Si l'on va encore plus loin dans l'exercice, on s'aperçoit que le vrai problème du responsable hiérarchique en entreprise est d'être trop peu sensible à la psychologie des gens. Cette caractéristique n'est pas le seul fait du responsable, mais elle se voit plus chez lui, car sa seule façon d'imposer sa volonté est d'utiliser des arguments d'autorité. On pourrait résumer cela en disant que le management à la française est souvent un management à la Louis XIV, un management affectif qui favorise le copinage et la montée dans la hiérarchie d'incapables ne se faisant respecter qu'en jouant les petits chefs sur des sbires qu'ils harcèlent. Bien sûr, le tableau de la vie en entreprise peut n'être pas glorieux ; mais il est le fait des hommes et des femmes qui la composent.

Il s'avère que dans les autres pays occidentaux, surtout ceux dont la culture d'origine est protestante et où le respect de la loi est traditionnellement une des plus hautes vertus de l'homme, les choses se passent souvent légèrement différemment. Les relations de travail sont moins passionnelles. Les gens peuvent traiter de problèmes graves sans mettre en péril la société toute entière. De plus, ces sociétés ne méprisent pas la psychologie et considèrent que les postes de responsables doivent inclure des formations à la gestion des personnes, des conflits dans le respect de l'intégrité psychologique des gens.

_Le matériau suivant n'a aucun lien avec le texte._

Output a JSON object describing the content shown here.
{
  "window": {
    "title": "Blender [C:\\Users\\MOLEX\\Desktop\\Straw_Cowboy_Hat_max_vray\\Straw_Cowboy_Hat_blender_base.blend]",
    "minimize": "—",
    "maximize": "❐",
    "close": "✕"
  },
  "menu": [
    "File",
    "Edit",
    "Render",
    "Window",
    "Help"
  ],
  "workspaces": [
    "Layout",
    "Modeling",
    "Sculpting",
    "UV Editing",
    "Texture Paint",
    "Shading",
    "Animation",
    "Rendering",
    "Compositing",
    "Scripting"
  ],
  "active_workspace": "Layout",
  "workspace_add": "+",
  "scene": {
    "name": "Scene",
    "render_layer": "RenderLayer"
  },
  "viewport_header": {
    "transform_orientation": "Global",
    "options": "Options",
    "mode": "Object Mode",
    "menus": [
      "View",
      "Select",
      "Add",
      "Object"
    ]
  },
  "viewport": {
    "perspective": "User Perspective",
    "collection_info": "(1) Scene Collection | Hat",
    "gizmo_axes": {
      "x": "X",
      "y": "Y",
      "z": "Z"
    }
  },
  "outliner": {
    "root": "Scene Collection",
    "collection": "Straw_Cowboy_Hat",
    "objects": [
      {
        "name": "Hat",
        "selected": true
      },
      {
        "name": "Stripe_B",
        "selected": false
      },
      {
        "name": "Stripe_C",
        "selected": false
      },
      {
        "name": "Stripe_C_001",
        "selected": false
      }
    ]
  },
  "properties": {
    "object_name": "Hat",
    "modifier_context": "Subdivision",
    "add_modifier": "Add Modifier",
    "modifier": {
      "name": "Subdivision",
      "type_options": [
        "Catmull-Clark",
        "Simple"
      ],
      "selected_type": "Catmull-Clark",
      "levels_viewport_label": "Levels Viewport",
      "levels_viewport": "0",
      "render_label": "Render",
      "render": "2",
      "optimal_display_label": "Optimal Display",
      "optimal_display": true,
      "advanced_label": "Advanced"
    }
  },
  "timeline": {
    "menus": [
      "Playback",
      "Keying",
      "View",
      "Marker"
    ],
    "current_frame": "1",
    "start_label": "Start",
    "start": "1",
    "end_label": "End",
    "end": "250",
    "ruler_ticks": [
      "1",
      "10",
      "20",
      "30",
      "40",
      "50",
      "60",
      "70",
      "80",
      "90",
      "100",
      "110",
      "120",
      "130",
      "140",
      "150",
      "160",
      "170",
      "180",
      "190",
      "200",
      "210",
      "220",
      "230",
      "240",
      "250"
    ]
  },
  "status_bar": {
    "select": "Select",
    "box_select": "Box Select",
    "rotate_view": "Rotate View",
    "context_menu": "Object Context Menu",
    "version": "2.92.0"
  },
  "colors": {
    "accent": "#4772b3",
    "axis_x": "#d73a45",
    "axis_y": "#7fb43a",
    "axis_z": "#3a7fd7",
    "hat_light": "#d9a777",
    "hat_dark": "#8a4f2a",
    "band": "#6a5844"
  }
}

[modifier] Un pamphlet de plus

Ce n'est donc pas un hasard si ce genre de livre est publié en France. Le souci principal avec le succès de pamphlets de ce type est, qu'encore une fois, ils rallient contre une image inconsciente erronée, et non en mettant, constructivement, le doigt sur des problèmes réels. Parmi ces derniers, le manque de formation psychologique des responsables, la gestion des conflits, la motivation, etc.

C'est pour quoi, il serait un peu ennuyeux que ce livre devienne une icône du malaise dans l'entreprise, car c'est le livre du découragement, du choix non assumé, c'est le livre de la critique de la surface. Loin d'éclaircir le malaise présent dans certaines entreprises, il présente un tableau fataliste des choses et contribue à la noirceur de la représentation du monde qu'il est à la mode de donner. Il n'est pas question de voir ce qui ne va pas pour tenter de le résoudre, il n'est question que d'abattement, de tricherie et de mensonge. Tout l'inverse de l'esprit d'entreprise, somme toute, qui peut définir un espace collaboratif tout en limitant la propension des personnes à se nuire mutuellement.

[modifier] Notes

  1. Cf. la genèse de la société névrotique.